First, I don't think it's true that "flat implies infinite." (There is a 14-upvote answer on the linked stackexchange question that mentions this problem -- the "flat implies infinite" argument implicitly assumes that the universe has the topological property of "simple connectedness," and I see no physical reason other than convenience to assume this.)
This is only an answer to question one, "what does flat mean in 3 dimensions." I have to talk about math some, but I won't be too formal.
Imagine that you live on the surface of a sphere (this shouldn't be so hard to imagine, because you do.) If the sphere is very large compared to you (like it is) then you might think, just from observing your local area, that you are actually living in a plane (which is what the ancients thought).
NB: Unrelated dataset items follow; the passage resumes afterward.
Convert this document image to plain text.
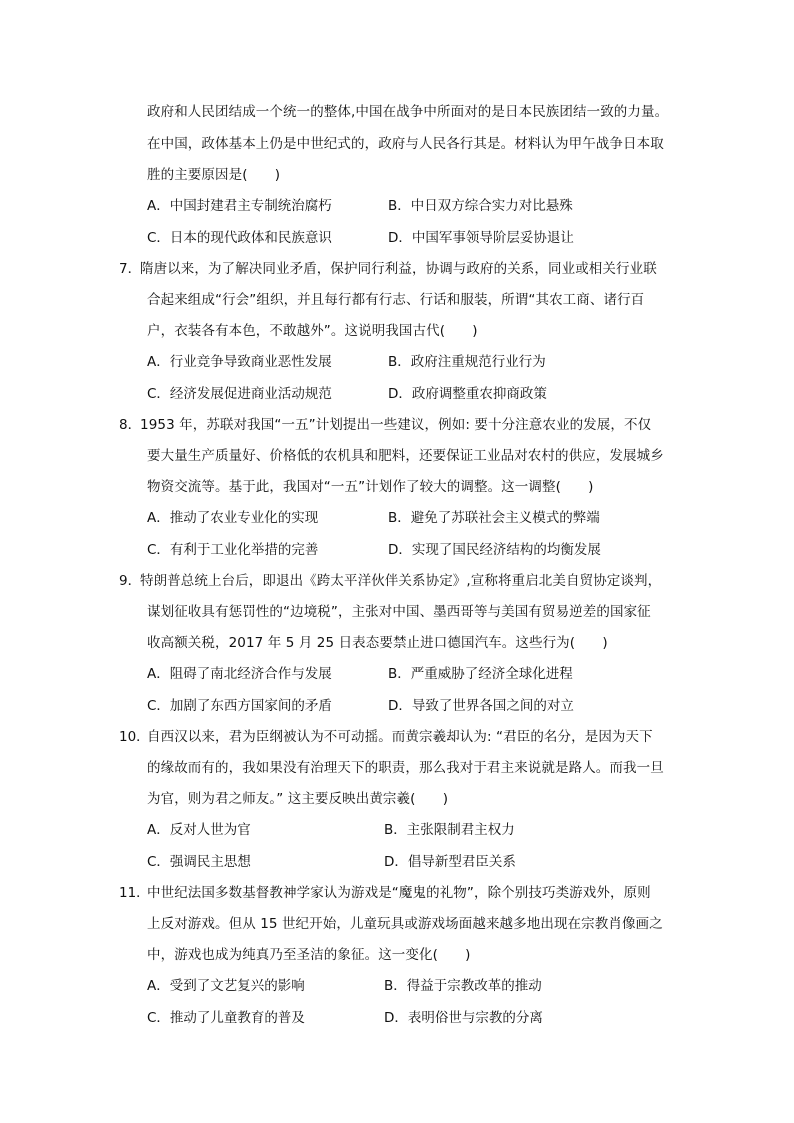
政府和人民团结成一个统一的整体,中国在战争中所面对的是日本民族团结一致的力量。
在中国，政体基本上仍是中世纪式的，政府与人民各行其是。材料认为甲午战争日本取
胜的主要原因是(　　)
A．中国封建君主专制统治腐朽	B．中日双方综合实力对比悬殊
C．日本的现代政体和民族意识	D．中国军事领导阶层妥协退让
7．
隋唐以来，为了解决同业矛盾，保护同行利益，协调与政府的关系，同业或相关行业联
合起来组成“行会”组织，并且每行都有行志、行话和服装，所谓“其农工商、诸行百
户，衣装各有本色，不敢越外”。这说明我国古代(　　)
A．行业竞争导致商业恶性发展	B．政府注重规范行业行为
C．经济发展促进商业活动规范	D．政府调整重农抑商政策
8．
1953 年，苏联对我国“一五”计划提出一些建议，例如: 要十分注意农业的发展，不仅
要大量生产质量好、价格低的农机具和肥料，还要保证工业品对农村的供应，发展城乡
物资交流等。基于此，我国对“一五”计划作了较大的调整。这一调整(　　)
A．推动了农业专业化的实现	B．避免了苏联社会主义模式的弊端
C．有利于工业化举措的完善	D．实现了国民经济结构的均衡发展
9．
特朗普总统上台后，即退出《跨太平洋伙伴关系协定》,宣称将重启北美自贸协定谈判，
谋划征收具有惩罚性的“边境税”，主张对中国、墨西哥等与美国有贸易逆差的国家征
收高额关税，2017 年 5 月 25 日表态要禁止进口德国汽车。这些行为(　　)
A．阻碍了南北经济合作与发展	B．严重威胁了经济全球化进程
C．加剧了东西方国家间的矛盾	D．导致了世界各国之间的对立
10．
自西汉以来，君为臣纲被认为不可动摇。而黄宗羲却认为: “君臣的名分，是因为天下
的缘故而有的，我如果没有治理天下的职责，那么我对于君主来说就是路人。而我一旦
为官，则为君之师友。” 这主要反映出黄宗羲(　　)
A．反对人世为官	B．主张限制君主权力
C．强调民主思想	D．倡导新型君臣关系
11．
中世纪法国多数基督教神学家认为游戏是“魔鬼的礼物”，除个别技巧类游戏外，原则
上反对游戏。但从 15 世纪开始，儿童玩具或游戏场面越来越多地出现在宗教肖像画之
中，游戏也成为纯真乃至圣洁的象征。这一变化(　　)
A．受到了文艺复兴的影响	B．得益于宗教改革的推动
C．推动了儿童教育的普及	D．表明俗世与宗教的分离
The sphere is an example of a 2-manifold, which is a shape that "looks locally like a plane" i.e. a sufficiently small inhabitant can't tell it from a plane. Another example of a 2-manifold is the plane itself. Yet another example is a "torus," i.e. the surface of a donut. I hope you'll agree that the plane is intuitively "flat" and the "sphere" and "torus" are intuitively not.
It is very important to distinguish two different branches of mathematics that talk about 2-manifolds before we continue. These branches are "geometry" and "topology." In topology, we say that two two-manifolds are the same if one can be continuously deformed into the other. In geometry, which is more familiar, we say they're the same only if they are congruent.
Now I am going to describe a 2-manifold called the "flat torus." If you've ever played the ancient video game "asteroids," you've already seen it. This 2-manifold looks like your computer screen, but we agree that any object that leaves the top of the screen comes back up through the bottom; any object that leaves the right comes back in through the left. (Pac-Man had a similar logic and I think lots of old video games -- I hope you can picture what I am talking about!)
Now, topologically, the space that I just described is the same as the torus. That's because if we take a piece of paper and glue each pair of opposite edges together, we get a torus. But geometrically, it's different: it's flat! We can define this precisely (and measure it experimentally) by looking at the deviation from the sum of the angles in a triangle from 180 degrees.
Now of course the universe is not a 2-manifold. It's a 3-manifold. That means it looks locally like "3-space" everywhere (in the same way the earth looks locally like a plane everywhere). It doesn't follow that it looks globally like "3-space" (i.e. infinite in all directions) -- we could just be really near-sighted. How could this fail to be flat? Well, that's difficult to picture, but for example, the 3-sphere with its usual metric is not flat. The problem is that our normal way of visualizing 2-dimensional spaces that aren't flat (like the sphere or the non-flat torus) is bending them in 3-space, but we can't visualize what it would look like to bend a 3-dimensional space into 4-space.
However, it could be flat and still be finite. For example, you can imagine "3-dimensional asteroids", i.e., picture the room you're in, with the rule that if you pass through the ceiling, you come up through the floor, if you pass through the front wall, you come in through the back wall, if you pass through the right wall, you come in through the left wall. If the universe is a huge copy of that (geometrically and topologically) then it's flat and finite.
Of course maybe the universe is just an infinite flat 3-space. Perhaps this is Occam's razor, but humanity has been wrong before (e.g. by making this exact assumption for shape of earth). Or maybe it's not even flat, and our measurements are too imprecise.
Technicality: my understanding is that the universe is not a 3-manifold; rather, it is a 4-manifold ("spacetime"), but there's no product decomposition of the form spacetime = space cross time so it doesn't really make sense to ask what 3-manifold space itself is.
Recommendation: read the book "The Shape of Space." This is the second time I've recommended this book on reddit tonight!
tl;dr the universe is probably flat cause triangles look that way, but maybe our triangles aren't big enough. even if the universe is flat, we can't assume it's infinite without unjustified extra topological assumptions.